The beauty of any sport is in its simplicity. The sight of a boot striking a ball gives football both its aesthetic appeal and its name, its very identity. Ask a group of cricket fans what the game means to them, and “the sound of leather on willow” will surely be among your answers.
The duty of any sporting administrators, therefore, should be to preserve the simplicity of their game as far as possible. It is a peculiar trope of post-match press conferences that a player who has suddenly hit phenomenal form attributes his success to “keeping things simple”. Overcomplicating things leads to overthinking things, and that is detrimental to all that makes our sport wonderful to watch.

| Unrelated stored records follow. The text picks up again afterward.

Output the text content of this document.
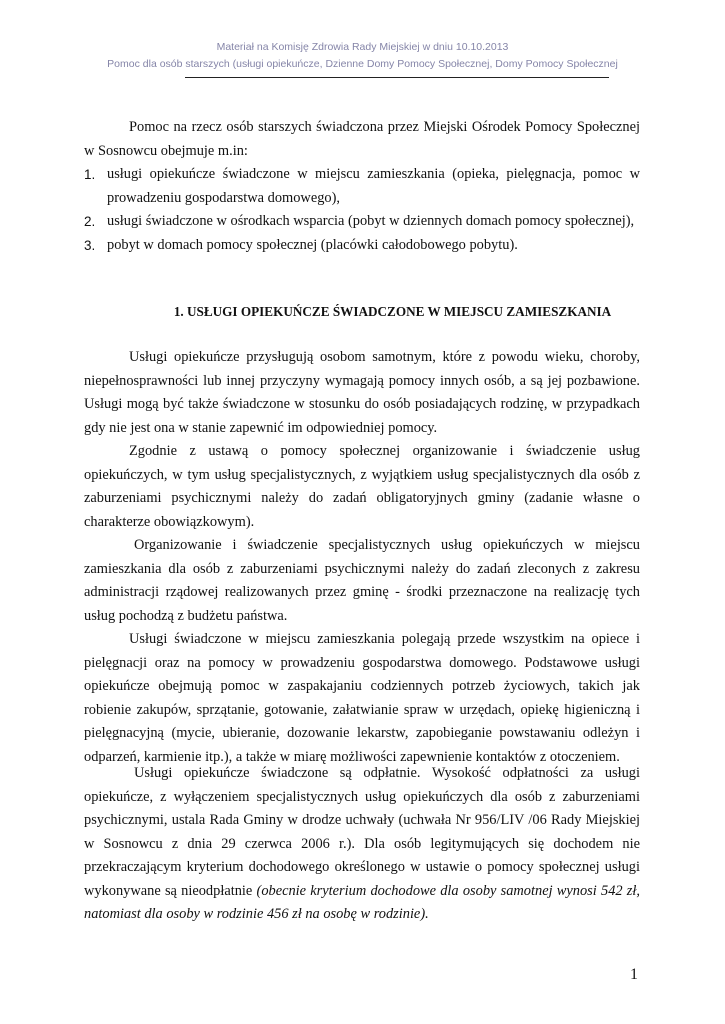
Materiał na Komisję Zdrowia Rady Miejskiej w dniu 10.10.2013
Pomoc dla osób starszych (usługi opiekuńcze, Dzienne Domy Pomocy Społecznej, Domy Pomocy Społecznej

Pomoc na rzecz osób starszych świadczona przez Miejski Ośrodek Pomocy Społecznej w Sosnowcu obejmuje m.in:

1. usługi opiekuńcze świadczone w miejscu zamieszkania (opieka, pielęgnacja, pomoc w prowadzeniu gospodarstwa domowego),
2. usługi świadczone w ośrodkach wsparcia (pobyt w dziennych domach pomocy społecznej),
3. pobyt w domach pomocy społecznej (placówki całodobowego pobytu).
1. USŁUGI OPIEKUŃCZE ŚWIADCZONE W MIEJSCU ZAMIESZKANIA

Usługi opiekuńcze przysługują osobom samotnym, które z powodu wieku, choroby, niepełnosprawności lub innej przyczyny wymagają pomocy innych osób, a są jej pozbawione. Usługi mogą być także świadczone w stosunku do osób posiadających rodzinę, w przypadkach gdy nie jest ona w stanie zapewnić im odpowiedniej pomocy.

Zgodnie z ustawą o pomocy społecznej organizowanie i świadczenie usług opiekuńczych, w tym usług specjalistycznych, z wyjątkiem usług specjalistycznych dla osób z zaburzeniami psychicznymi należy do zadań obligatoryjnych gminy (zadanie własne o charakterze obowiązkowym).

Organizowanie i świadczenie specjalistycznych usług opiekuńczych w miejscu zamieszkania dla osób z zaburzeniami psychicznymi należy do zadań zleconych z zakresu administracji rządowej realizowanych przez gminę - środki przeznaczone na realizację tych usług pochodzą z budżetu państwa.

Usługi świadczone w miejscu zamieszkania polegają przede wszystkim na opiece i pielęgnacji oraz na pomocy w prowadzeniu gospodarstwa domowego. Podstawowe usługi opiekuńcze obejmują pomoc w zaspakajaniu codziennych potrzeb życiowych, takich jak robienie zakupów, sprzątanie, gotowanie, załatwianie spraw w urzędach, opiekę higieniczną i pielęgnacyjną (mycie, ubieranie, dozowanie lekarstw, zapobieganie powstawaniu odleżyn i odparzeń, karmienie itp.), a także w miarę możliwości zapewnienie kontaktów z otoczeniem.

Usługi opiekuńcze świadczone są odpłatnie. Wysokość odpłatności za usługi opiekuńcze, z wyłączeniem specjalistycznych usług opiekuńczych dla osób z zaburzeniami psychicznymi, ustala Rada Gminy w drodze uchwały (uchwała Nr 956/LIV /06 Rady Miejskiej w Sosnowcu z dnia 29 czerwca 2006 r.). Dla osób legitymujących się dochodem nie przekraczającym kryterium dochodowego określonego w ustawie o pomocy społecznej usługi wykonywane są nieodpłatnie (obecnie kryterium dochodowe dla osoby samotnej wynosi 542 zł, natomiast dla osoby w rodzinie 456 zł na osobę w rodzinie).

1
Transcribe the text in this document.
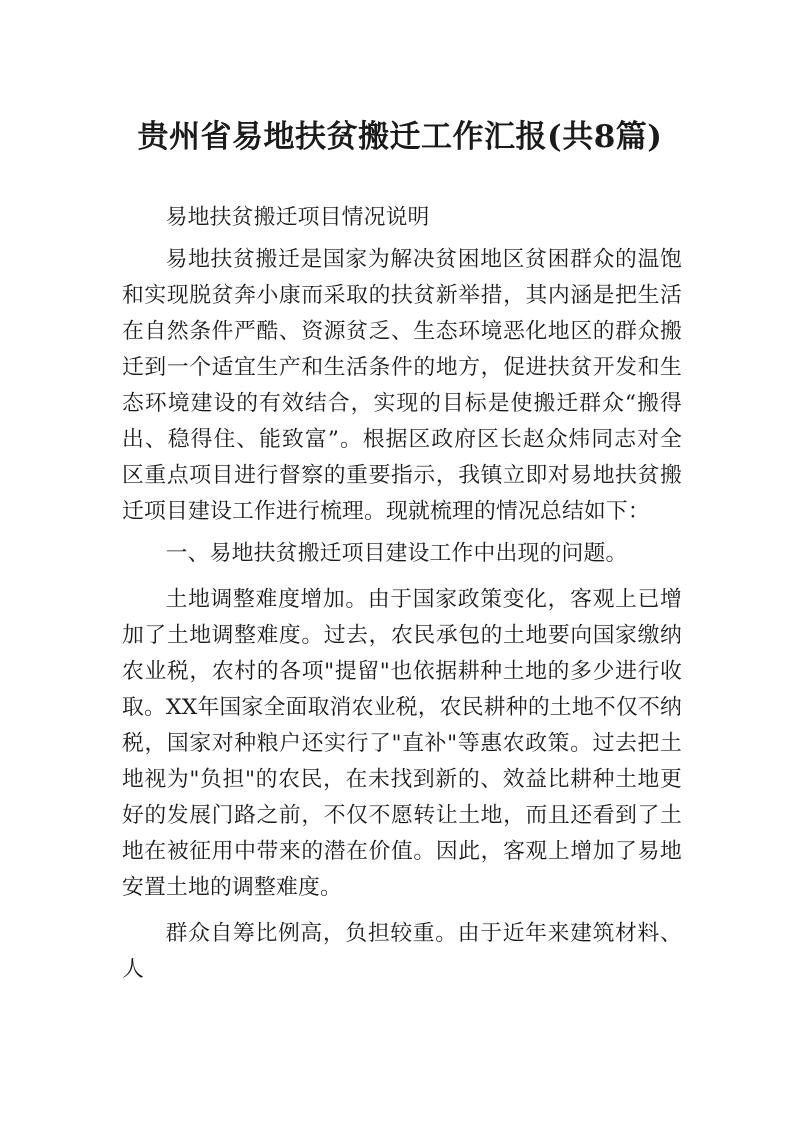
贵州省易地扶贫搬迁工作汇报(共8篇)

易地扶贫搬迁项目情况说明

易地扶贫搬迁是国家为解决贫困地区贫困群众的温饱和实现脱贫奔小康而采取的扶贫新举措，其内涵是把生活在自然条件严酷、资源贫乏、生态环境恶化地区的群众搬迁到一个适宜生产和生活条件的地方，促进扶贫开发和生态环境建设的有效结合，实现的目标是使搬迁群众“搬得出、稳得住、能致富”。根据区政府区长赵众炜同志对全区重点项目进行督察的重要指示，我镇立即对易地扶贫搬迁项目建设工作进行梳理。现就梳理的情况总结如下：

一、易地扶贫搬迁项目建设工作中出现的问题。

土地调整难度增加。由于国家政策变化，客观上已增加了土地调整难度。过去，农民承包的土地要向国家缴纳农业税，农村的各项"提留"也依据耕种土地的多少进行收取。XX年国家全面取消农业税，农民耕种的土地不仅不纳税，国家对种粮户还实行了"直补"等惠农政策。过去把土地视为"负担"的农民，在未找到新的、效益比耕种土地更好的发展门路之前，不仅不愿转让土地，而且还看到了土地在被征用中带来的潜在价值。因此，客观上增加了易地安置土地的调整难度。

群众自筹比例高，负担较重。由于近年来建筑材料、人
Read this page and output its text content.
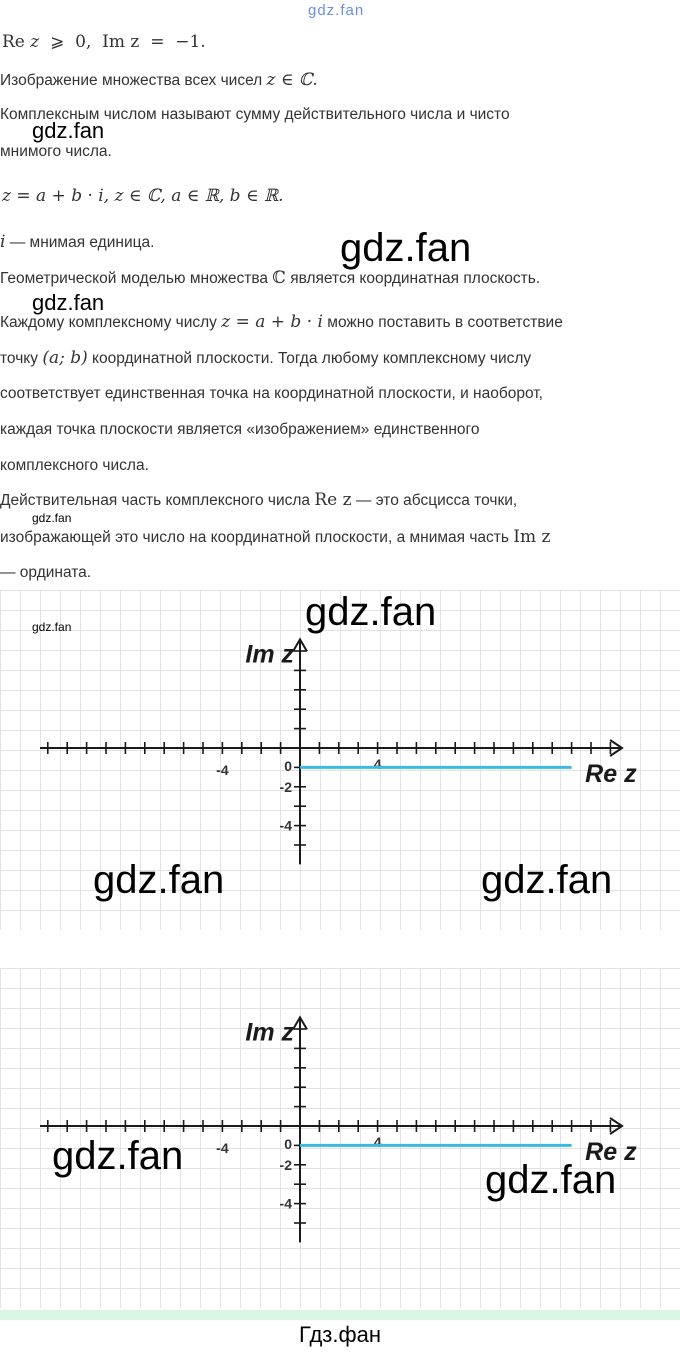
gdz.fan
Re z ⩾ 0, Im z = −1.
Изображение множества всех чисел z ∈ ℂ.
Комплексным числом называют сумму действительного числа и чисто
мнимого числа.
gdz.fan
z = a + b · i, z ∈ ℂ, a ∈ ℝ, b ∈ ℝ.
i — мнимая единица.	gdz.fan
Геометрической моделью множества ℂ является координатная плоскость.
gdz.fan
Каждому комплексному числу z = a + b · i можно поставить в соответствие
точку (a; b) координатной плоскости. Тогда любому комплексному числу
соответствует единственная точка на координатной плоскости, и наоборот,
каждая точка плоскости является «изображением» единственного
комплексного числа.
Действительная часть комплексного числа Re z — это абсцисса точки,
gdz.fan
изображающей это число на координатной плоскости, а мнимая часть Im z
— ордината.
-4	4
0
-2
-4
Im z
Re z
gdz.fan	gdz.fan
gdz.fan	gdz.fan
-4	4
0
-2
-4
Im z
Re z
gdz.fan
gdz.fan
Гдз.фан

With this truism in mind, the decision by the ECB to abandon-but-not-completely-abandon the toss for all County Championship matches from 2016 seems like a bizarre move. It seems to have little or no broad-based support among players: Yorkshire skipper Andrew Gale called the decision “absolute madness” and tweeted a stream of his feelings on the subject, laden with exclamation and question marks.

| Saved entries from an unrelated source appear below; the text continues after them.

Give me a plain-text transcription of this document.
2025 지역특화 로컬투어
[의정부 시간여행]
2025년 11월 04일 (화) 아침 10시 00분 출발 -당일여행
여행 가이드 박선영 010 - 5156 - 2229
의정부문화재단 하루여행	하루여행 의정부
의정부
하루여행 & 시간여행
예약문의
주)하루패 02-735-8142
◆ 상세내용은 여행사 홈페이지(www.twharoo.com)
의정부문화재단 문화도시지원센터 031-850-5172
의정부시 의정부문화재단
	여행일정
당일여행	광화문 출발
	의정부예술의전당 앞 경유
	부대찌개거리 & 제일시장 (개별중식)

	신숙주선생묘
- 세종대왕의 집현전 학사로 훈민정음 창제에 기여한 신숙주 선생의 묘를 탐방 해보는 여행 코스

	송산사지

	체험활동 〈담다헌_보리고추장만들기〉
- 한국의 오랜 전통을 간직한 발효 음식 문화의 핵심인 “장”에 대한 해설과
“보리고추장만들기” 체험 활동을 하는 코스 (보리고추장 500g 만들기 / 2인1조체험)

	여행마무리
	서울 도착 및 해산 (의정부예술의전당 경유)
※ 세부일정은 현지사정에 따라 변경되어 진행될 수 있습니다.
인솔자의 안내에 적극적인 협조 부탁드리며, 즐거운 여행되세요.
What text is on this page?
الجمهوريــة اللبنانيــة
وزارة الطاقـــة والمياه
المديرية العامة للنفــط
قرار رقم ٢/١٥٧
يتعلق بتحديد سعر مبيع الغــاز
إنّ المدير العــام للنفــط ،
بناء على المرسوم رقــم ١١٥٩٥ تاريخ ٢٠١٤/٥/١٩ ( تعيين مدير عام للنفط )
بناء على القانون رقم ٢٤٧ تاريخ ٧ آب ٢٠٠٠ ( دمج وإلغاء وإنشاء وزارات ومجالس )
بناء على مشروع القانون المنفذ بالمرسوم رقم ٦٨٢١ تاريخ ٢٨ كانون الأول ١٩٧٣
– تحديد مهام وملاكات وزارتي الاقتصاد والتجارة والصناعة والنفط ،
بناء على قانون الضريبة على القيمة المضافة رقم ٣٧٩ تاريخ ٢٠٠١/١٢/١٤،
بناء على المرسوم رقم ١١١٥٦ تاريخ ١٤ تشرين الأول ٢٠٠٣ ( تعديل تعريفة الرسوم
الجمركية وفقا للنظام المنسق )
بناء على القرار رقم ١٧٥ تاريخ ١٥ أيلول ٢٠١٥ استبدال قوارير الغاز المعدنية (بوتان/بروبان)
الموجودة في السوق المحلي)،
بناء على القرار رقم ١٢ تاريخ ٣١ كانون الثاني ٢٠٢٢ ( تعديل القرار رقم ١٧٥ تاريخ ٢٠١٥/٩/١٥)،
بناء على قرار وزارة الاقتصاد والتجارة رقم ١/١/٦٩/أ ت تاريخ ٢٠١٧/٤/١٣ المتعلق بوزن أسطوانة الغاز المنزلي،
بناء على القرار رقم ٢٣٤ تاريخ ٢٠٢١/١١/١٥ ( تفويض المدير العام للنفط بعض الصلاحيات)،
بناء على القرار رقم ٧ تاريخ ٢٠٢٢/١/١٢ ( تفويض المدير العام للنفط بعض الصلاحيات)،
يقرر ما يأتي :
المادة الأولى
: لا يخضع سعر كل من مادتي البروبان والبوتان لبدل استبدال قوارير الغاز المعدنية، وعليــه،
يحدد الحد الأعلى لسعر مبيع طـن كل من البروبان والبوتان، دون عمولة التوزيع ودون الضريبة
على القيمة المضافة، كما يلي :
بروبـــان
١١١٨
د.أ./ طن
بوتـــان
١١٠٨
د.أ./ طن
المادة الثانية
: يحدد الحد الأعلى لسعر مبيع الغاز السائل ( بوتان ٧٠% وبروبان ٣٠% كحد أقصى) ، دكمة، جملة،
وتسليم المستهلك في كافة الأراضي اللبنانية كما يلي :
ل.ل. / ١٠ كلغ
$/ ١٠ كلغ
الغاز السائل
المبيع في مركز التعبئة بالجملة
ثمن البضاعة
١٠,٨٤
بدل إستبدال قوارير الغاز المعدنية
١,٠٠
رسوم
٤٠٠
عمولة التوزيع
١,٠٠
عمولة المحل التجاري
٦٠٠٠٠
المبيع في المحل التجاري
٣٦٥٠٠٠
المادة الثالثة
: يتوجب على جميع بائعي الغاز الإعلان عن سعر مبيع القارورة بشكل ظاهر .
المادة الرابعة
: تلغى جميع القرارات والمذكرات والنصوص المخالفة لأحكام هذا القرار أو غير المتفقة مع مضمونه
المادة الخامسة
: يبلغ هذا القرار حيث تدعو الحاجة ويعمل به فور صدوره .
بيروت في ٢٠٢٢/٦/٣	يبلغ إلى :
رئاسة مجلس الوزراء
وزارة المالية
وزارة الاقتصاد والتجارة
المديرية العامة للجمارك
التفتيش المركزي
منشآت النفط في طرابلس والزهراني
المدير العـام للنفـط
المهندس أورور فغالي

From 2016, the visiting captain will be given the opportunity to bowl first; if he decides not to, the toss will take place as normal. The purported logic behind this trial is to encourage county groundsmen to produce spinning wickets: counties will be less inclined to produce much-maligned green seamers if they face the certainty of batting first on them.
So far, so good. England’s batsmen do need to get better at playing spin (see England’s recent Test series in the UAE for further details), and county spinners need to bowl more overs so they can compete with the likes of Ravi Ashwin and Yasir Shah on the world stage.
Given the rather grandiose nature of the claims made by the ECB in defence of their decision, the fact that this will only be a one-season trial is bemusing. Ollie Rayner, promising bowler though he may be, is not going to become an international-quality spinner over the course of a season. We would be looking (ironically perhaps) for green shoots of improvement, not great strides forward. Against what criteria will the success of this venture be judged? What will need to happen for this no-toss-unless-the-visiting-captain-wants-it to become a permanent feature of the county game?
The basis for changing a centuries-old tradition of county cricket is therefore rather shaky: this is not a firm and confident step forward into English cricket’s glorious future; it is a tentative wait-and-see prod outside off stump. And we all know how those usually end up.
Another distasteful aspect of the change is that it adds another meaningless layer of tactical complexity to what should be a simple sport. Whether the groundsmen have prepared the same wickets as 2015; whether the visiting captain will respond to that tactically; whether the home captain will be influenced by his opposite number’s decision to allow the toss; these may be fascinating psychological permutations to some, but for the average fan they detract and distract from what is really important – the game itself.
Of course the preparation of wickets will always be tactical as long as the counties pay the groundsmen, but there is no need to add another stage to the toss unless you’re sure it will help (which the ECB clearly aren’t). It’s like adding another layer of tasteless paper onto an onion.
The idea that spinning pitches will be incentivised by the move is in itself deeply flawed. Counties prepare wickets to suit the strengths of their best players: if Durham had Swann and Muralitharan on their books instead of Rushworth and Onions, Chester-le-Street might become as notorious for spin as it has been for swing. Similarly, if a county doesn’t have a spinner to exploit turn, they just won’t bother with it anyway. The caprice of the toss has always been a risk for counties that habitually play on green wickets, and they will probably just remain so.
Yet another issue that may hinder the ECB in their mission to restock the English spin cupboard is the effect more turning wickets might have on the recruitment of overseas players. In recent years, star spinners like Jeetan Patel and Saeed Ajmal have run through county line-ups simply because they are terrific bowlers who have spent years honing their skills on helpful wickets against spin-canny batsmen. The need for England to develop spinners is a long-term problem, and all we are being offered is a short-term “fix”. It would be no surprise if counties responded by making short-termist responses.
The ECB could centrally contract the county groundsmen. No longer on the payroll of their clubs, the groundsmen would have to prepare the kind of wickets the ECB want them to. This would not affect the experience of fans or add a layer of unnecessary tactical complexity to the captains’ thinking on matchday. Whether the ECB would have support for this measure from the county chairmen (who, after all, have their own counties’ success and finances to look after) is unclear, but it remains a surer and more lasting solution to the problem of non-spinning wickets than the bizarre tactical tomfoolery of the two-stage toss.
Cricket is a simple game, and beautiful in that simplicity. The toss might seem unfair when your team loses it often – in reality, its randomness makes it the fairest way of deciding who should bat first. Although tradition may not be a sufficient reason to keep the toss if it were a barrier to progress, there is no certainty that abandoning it will make any difference at all.
Change for the sake of change is frustrating at best; at worst it is positively damaging to the causes it purports to support. Another year of banging on one of your neighbour’s tiles and hoping that will somehow fix your roof is what seems to be in store for 2016: meanwhile, the ceiling will continue to leak and the chance to implement real solutions missed for another season.